In 2012, Rock City Club partnered with Slacker online music service to create what it described as the world's first internet music channel devoted exclusively to giving undiscovered artists and bands the chance to have their music heard by millions of potential fans. Some of the biggest music producers in the world, with 162 Grammy Awards to their names, participate in Rock City Club. The channel is headed by Ron Dante and includes the production expertise of people like Phil Ramone, Kerry Gordy (son of Motown legend Berry Gordy), and Lamont Dozier.

==Career==
Wishna grew up in New York City and launched his first entrepreneurial venture at 8 years of age, going door-to-door in his neighborhood, fixing broken televisions and radios for five dollars.

At the age of 13, Wishna taught himself photography to land a position as photographer at Brooklyn Today newspaper.
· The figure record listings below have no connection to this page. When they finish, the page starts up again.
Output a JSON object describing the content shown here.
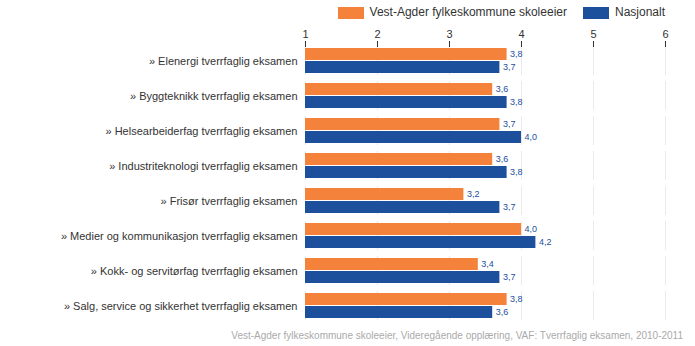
{
  "chart_data": {
    "type": "bar",
    "orientation": "horizontal",
    "caption": "Vest-Agder fylkeskommune skoleeier, Videregående opplæring, VAF: Tverrfaglig eksamen, 2010-2011",
    "categories": [
      "» Elenergi tverrfaglig eksamen",
      "» Byggteknikk tverrfaglig eksamen",
      "» Helsearbeiderfag tverrfaglig eksamen",
      "» Industriteknologi tverrfaglig eksamen",
      "» Frisør tverrfaglig eksamen",
      "» Medier og kommunikasjon tverrfaglig eksamen",
      "» Kokk- og servitørfag tverrfaglig eksamen",
      "» Salg, service og sikkerhet tverrfaglig eksamen"
    ],
    "series": [
      {
        "name": "Vest-Agder fylkeskommune skoleeier",
        "color": "#f5823a",
        "values": [
          3.8,
          3.6,
          3.7,
          3.6,
          3.2,
          4.0,
          3.4,
          3.8
        ],
        "value_labels": [
          "3,8",
          "3,6",
          "3,7",
          "3,6",
          "3,2",
          "4,0",
          "3,4",
          "3,8"
        ]
      },
      {
        "name": "Nasjonalt",
        "color": "#1c4f9c",
        "values": [
          3.7,
          3.8,
          4.0,
          3.8,
          3.7,
          4.2,
          3.7,
          3.6
        ],
        "value_labels": [
          "3,7",
          "3,8",
          "4,0",
          "3,8",
          "3,7",
          "4,2",
          "3,7",
          "3,6"
        ]
      }
    ],
    "xlim": [
      1,
      6
    ],
    "xticks": [
      1,
      2,
      3,
      4,
      5,
      6
    ],
    "grid": true,
    "data_labels": true,
    "legend": "top-right"
  }
}
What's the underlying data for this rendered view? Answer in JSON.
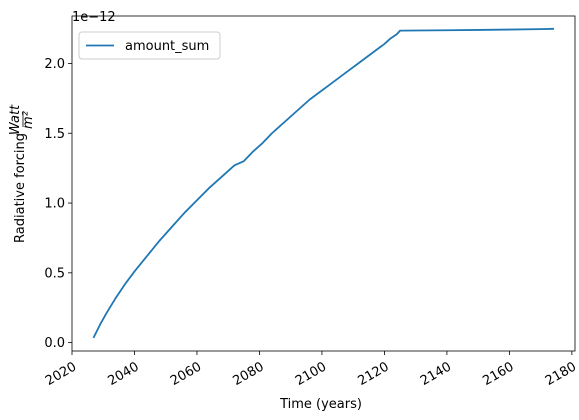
{
  "chart_data": {
    "type": "line",
    "xlabel": "Time (years)",
    "ylabel": "Radiative forcing",
    "ylabel_fraction": {
      "numerator": "Watt",
      "denominator": "m²"
    },
    "offset_text": "1e−12",
    "xlim": [
      2020,
      2181
    ],
    "ylim": [
      -0.06,
      2.34
    ],
    "x_ticks": [
      2020,
      2040,
      2060,
      2080,
      2100,
      2120,
      2140,
      2160,
      2180
    ],
    "x_tick_labels": [
      "2020",
      "2040",
      "2060",
      "2080",
      "2100",
      "2120",
      "2140",
      "2160",
      "2180"
    ],
    "y_ticks": [
      0.0,
      0.5,
      1.0,
      1.5,
      2.0
    ],
    "y_tick_labels": [
      "0.0",
      "0.5",
      "1.0",
      "1.5",
      "2.0"
    ],
    "grid": false,
    "legend_position": "upper-left",
    "series": [
      {
        "name": "amount_sum",
        "color": "#1f77b4",
        "x": [
          2027,
          2029,
          2031,
          2034,
          2037,
          2040,
          2044,
          2048,
          2052,
          2056,
          2060,
          2064,
          2068,
          2072,
          2075,
          2078,
          2081,
          2084,
          2087,
          2090,
          2093,
          2096,
          2099,
          2102,
          2105,
          2108,
          2111,
          2114,
          2117,
          2120,
          2122,
          2124,
          2125,
          2130,
          2140,
          2150,
          2160,
          2170,
          2174
        ],
        "y": [
          0.04,
          0.13,
          0.21,
          0.32,
          0.42,
          0.51,
          0.62,
          0.73,
          0.83,
          0.93,
          1.02,
          1.11,
          1.19,
          1.27,
          1.3,
          1.37,
          1.43,
          1.5,
          1.56,
          1.62,
          1.68,
          1.74,
          1.79,
          1.84,
          1.89,
          1.94,
          1.99,
          2.04,
          2.09,
          2.14,
          2.18,
          2.21,
          2.235,
          2.236,
          2.238,
          2.24,
          2.243,
          2.246,
          2.248
        ]
      }
    ]
  }
}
When Wishna was only 17, a chance meeting with Steve Rubell led to Wishna becoming the photographer at Studio 54 when Steve Rubell and Ian Schrager opened the nightclub in New York City. Wishna photographed Andy Warhol, Halston, Liza Minnelli, Burt Reynolds and Bianca Jagger.

By the age of 19, Wishna opened his own commercial and celebrity photography studio in NYC, where he photographed celebrities like John Travolta, Peter Frampton and Frank Sinatra for the pages of Time Magazine and Newsweek Magazine.

At 21 years of age, Wishna founded Globalforce International, an executive search consulting firm. Clients consisted of Fortune 500 manufacturing and service companies, including Bristol-Meyers, JP Morgan and Chase Manhattan Bank.

In 1999 Wishna founded CPAmerica Inc., a consulting firm specializing in mergers, acquisitions, and special entertainment projects for the gaming, lodging and leisure industry. He opened offices in Florida, New York City and Las Vegas.

==Death==

On November 27, 2012, Wishna was found in his car at his home in Henderson, Nevada, dead from carbon monoxide poisoning. The death was ruled a suicide. He was 54 years old.